Bucknell at Navy, January 8, 2011.
Okay, I guess I have to pony up a proof of concept. For better or worse.
At its Patriot League opener, Navy honored its most recent team to reach the Elite Eight - the 1985-1986 team. In other words: the Admiral was in the house!
If you can pick someone out from across a basketball arena when they're sitting down, using the cliche "larger than life" should at least be a pardonable offense. The pink button-down shirt probably helped, though. David Robinson played in the NBA during the only time in my life when I actually watched the NBA, when I was first becoming a basketball fan, so I have that awe of him that kids these days probably feel for Kobe Bryant or something. I briefly considered trying to get an autograph on my free commemorative poster/roster chart, but the line extending out of the concourse and down two flights of stairs suggested that it wasn't going to happen.

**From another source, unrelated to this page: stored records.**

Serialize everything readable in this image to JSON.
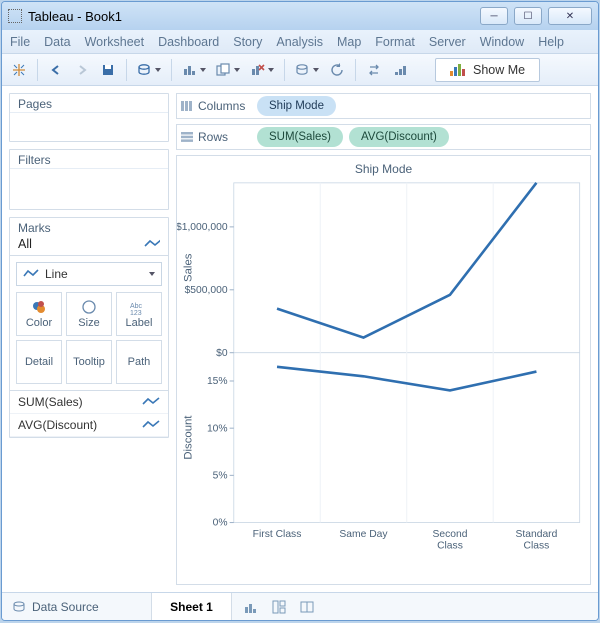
{
  "window": {
    "title": "Tableau - Book1"
  },
  "menu": {
    "items": [
      "File",
      "Data",
      "Worksheet",
      "Dashboard",
      "Story",
      "Analysis",
      "Map",
      "Format",
      "Server",
      "Window",
      "Help"
    ]
  },
  "showme": {
    "label": "Show Me"
  },
  "panels": {
    "pages": "Pages",
    "filters": "Filters",
    "marks": "Marks",
    "all": "All",
    "marktype": "Line",
    "btn_color": "Color",
    "btn_size": "Size",
    "btn_label": "Label",
    "btn_detail": "Detail",
    "btn_tooltip": "Tooltip",
    "btn_path": "Path",
    "m1": "SUM(Sales)",
    "m2": "AVG(Discount)"
  },
  "shelves": {
    "columns_label": "Columns",
    "rows_label": "Rows",
    "col_pill": "Ship Mode",
    "row_pill1": "SUM(Sales)",
    "row_pill2": "AVG(Discount)"
  },
  "viz": {
    "title": "Ship Mode",
    "y1label": "Sales",
    "y2label": "Discount",
    "y1ticks": [
      "$0",
      "$500,000",
      "$1,000,000"
    ],
    "y2ticks": [
      "0%",
      "5%",
      "10%",
      "15%"
    ],
    "xcats": [
      "First Class",
      "Same Day",
      "Second\nClass",
      "Standard\nClass"
    ]
  },
  "status": {
    "datasource": "Data Source",
    "sheet": "Sheet 1"
  },
  "chart_data": [
    {
      "type": "line",
      "title": "Ship Mode",
      "xlabel": "Ship Mode",
      "ylabel": "Sales",
      "ylim": [
        0,
        1350000
      ],
      "categories": [
        "First Class",
        "Same Day",
        "Second Class",
        "Standard Class"
      ],
      "series": [
        {
          "name": "SUM(Sales)",
          "values": [
            350000,
            120000,
            460000,
            1350000
          ]
        }
      ]
    },
    {
      "type": "line",
      "xlabel": "Ship Mode",
      "ylabel": "Discount",
      "ylim": [
        0,
        0.18
      ],
      "categories": [
        "First Class",
        "Same Day",
        "Second Class",
        "Standard Class"
      ],
      "series": [
        {
          "name": "AVG(Discount)",
          "values": [
            0.165,
            0.155,
            0.14,
            0.16
          ]
        }
      ]
    }
  ]
}
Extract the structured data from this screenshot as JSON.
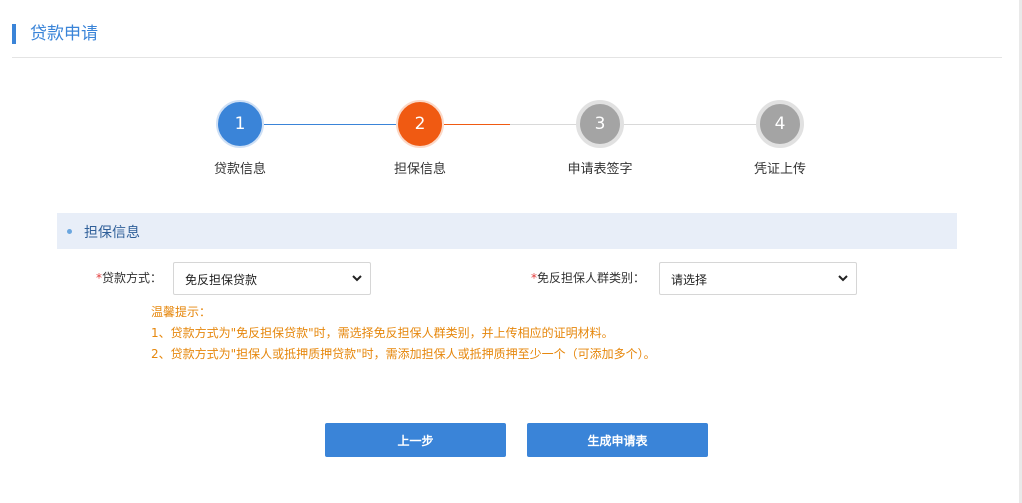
{
  "header": {
    "title": "贷款申请"
  },
  "steps": [
    {
      "number": "1",
      "label": "贷款信息",
      "state": "done"
    },
    {
      "number": "2",
      "label": "担保信息",
      "state": "active"
    },
    {
      "number": "3",
      "label": "申请表签字",
      "state": "pending"
    },
    {
      "number": "4",
      "label": "凭证上传",
      "state": "pending"
    }
  ],
  "section": {
    "title": "担保信息"
  },
  "form": {
    "required_mark": "*",
    "loan_method": {
      "label": "贷款方式：",
      "value": "免反担保贷款"
    },
    "guarantor_category": {
      "label": "免反担保人群类别：",
      "value": "请选择"
    }
  },
  "tips": {
    "title": "温馨提示：",
    "lines": [
      "1、贷款方式为\"免反担保贷款\"时，需选择免反担保人群类别，并上传相应的证明材料。",
      "2、贷款方式为\"担保人或抵押质押贷款\"时，需添加担保人或抵押质押至少一个（可添加多个）。"
    ]
  },
  "buttons": {
    "prev": "上一步",
    "generate": "生成申请表"
  },
  "colors": {
    "primary": "#3a84d8",
    "active_step": "#f05a12",
    "pending_step": "#a4a4a4",
    "tips": "#e6870c",
    "required": "#e23c3c"
  }
}
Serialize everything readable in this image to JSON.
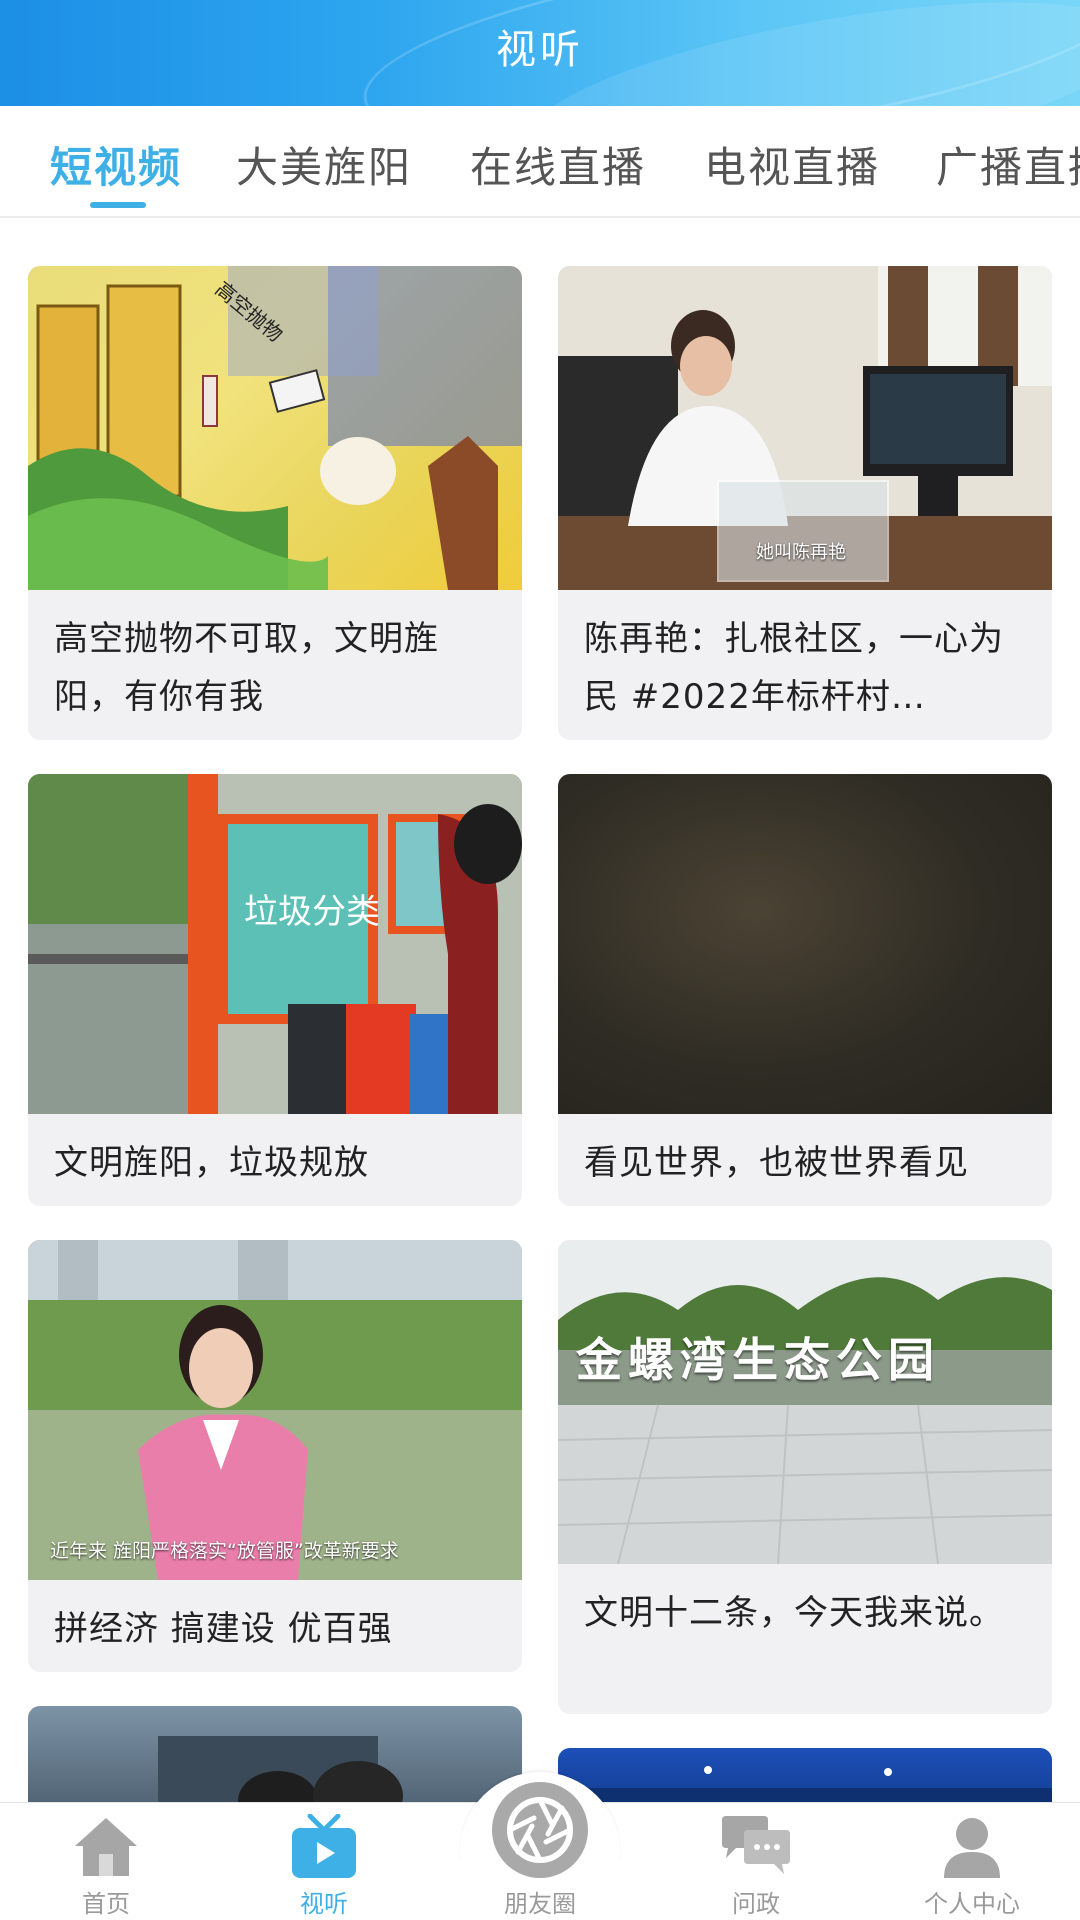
{
  "header": {
    "title": "视听"
  },
  "tabs": [
    {
      "label": "短视频",
      "active": true
    },
    {
      "label": "大美旌阳",
      "active": false
    },
    {
      "label": "在线直播",
      "active": false
    },
    {
      "label": "电视直播",
      "active": false
    },
    {
      "label": "广播直播",
      "active": false
    }
  ],
  "videos": [
    {
      "title": "高空抛物不可取，文明旌阳，有你有我",
      "overlay_text": "高空抛物"
    },
    {
      "title": "陈再艳：扎根社区，一心为民 #2022年标杆村…",
      "caption": "她叫陈再艳"
    },
    {
      "title": "文明旌阳，垃圾规放",
      "overlay_text": "垃圾分类"
    },
    {
      "title": "看见世界，也被世界看见"
    },
    {
      "title": "拼经济 搞建设 优百强",
      "caption": "近年来 旌阳严格落实“放管服”改革新要求"
    },
    {
      "title": "文明十二条，今天我来说。",
      "overlay_text": "金螺湾生态公园"
    }
  ],
  "bottom_nav": [
    {
      "label": "首页",
      "icon": "home-icon",
      "active": false
    },
    {
      "label": "视听",
      "icon": "tv-icon",
      "active": true
    },
    {
      "label": "朋友圈",
      "icon": "camera-shutter-icon",
      "active": false
    },
    {
      "label": "问政",
      "icon": "chat-bubbles-icon",
      "active": false
    },
    {
      "label": "个人中心",
      "icon": "person-icon",
      "active": false
    }
  ],
  "colors": {
    "accent": "#3fb0e6",
    "header_start": "#1c8fe6",
    "header_end": "#79d6f8",
    "card_bg": "#f1f1f3"
  }
}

The honoring of the 1986 team had at least one ancillary benefit for the 2010-2011 Midshipmen: a pretty decent turnout for the game despite the students' not being required to "report" back to campus until Sunday afternoon. There was a resulting distinct lack of testosterone-fueled cheering, as the students typically form a small but loud section next to the visiting crowd. (Apparently, unlike football, the entire student body isn't required to attend basketball games.) They were replaced mostly by lots of small kids jumping, screaming and vamping for the free t-shirts and other flotsam periodically flung into the crowd. No t-shirt "cannons," though - surely one of the multiple defense contractors that sponsor the Navy athletics department could get on that. Apparently the tradition at Navy w/r/t t-shirts is that they are thrown into the crowd after each made 3-pointer. The Mids shot only 24% from the 3 point line, but that was on 8/33 shooting - a group of hustling interns was seen furiously tying up more t-shirts midway through the first half.
Visiting Bucknell, with a nice-sized crowd in the visitor's section (including someone with a banner that read, simply, BISON), rewarded their fans' efforts with a win. Pretty much everyone seemed to really want their (assuredly ill-fitting) t-shirt - on Navy's last three, I looked across the court and saw two arms in pink shirtsleeves waving furiously - over the head of a guy standing up in the row ahead.- Jen A.
That's what I call t-shirt time, not that other thing. If yours isn't posted here, it just meant we're trying to keep these entries to three pieces a piece. Please feel free to post your 800GP practice runs on the
Bally Club boards, where the feedback is more immediate, as well as generally helpful and positive thanks to the barriers to entry
cardmembership provides. Also, when you write in, please note if it's okay to use your whole name. For the past two years, TMM policy has been to dot surnames due to voiced concerns in the past about clogging up Google results with non-career-related stuff. (For recent converts, that's why we do that.) Thanks to everybody who's helping in this preview to the grand experiment.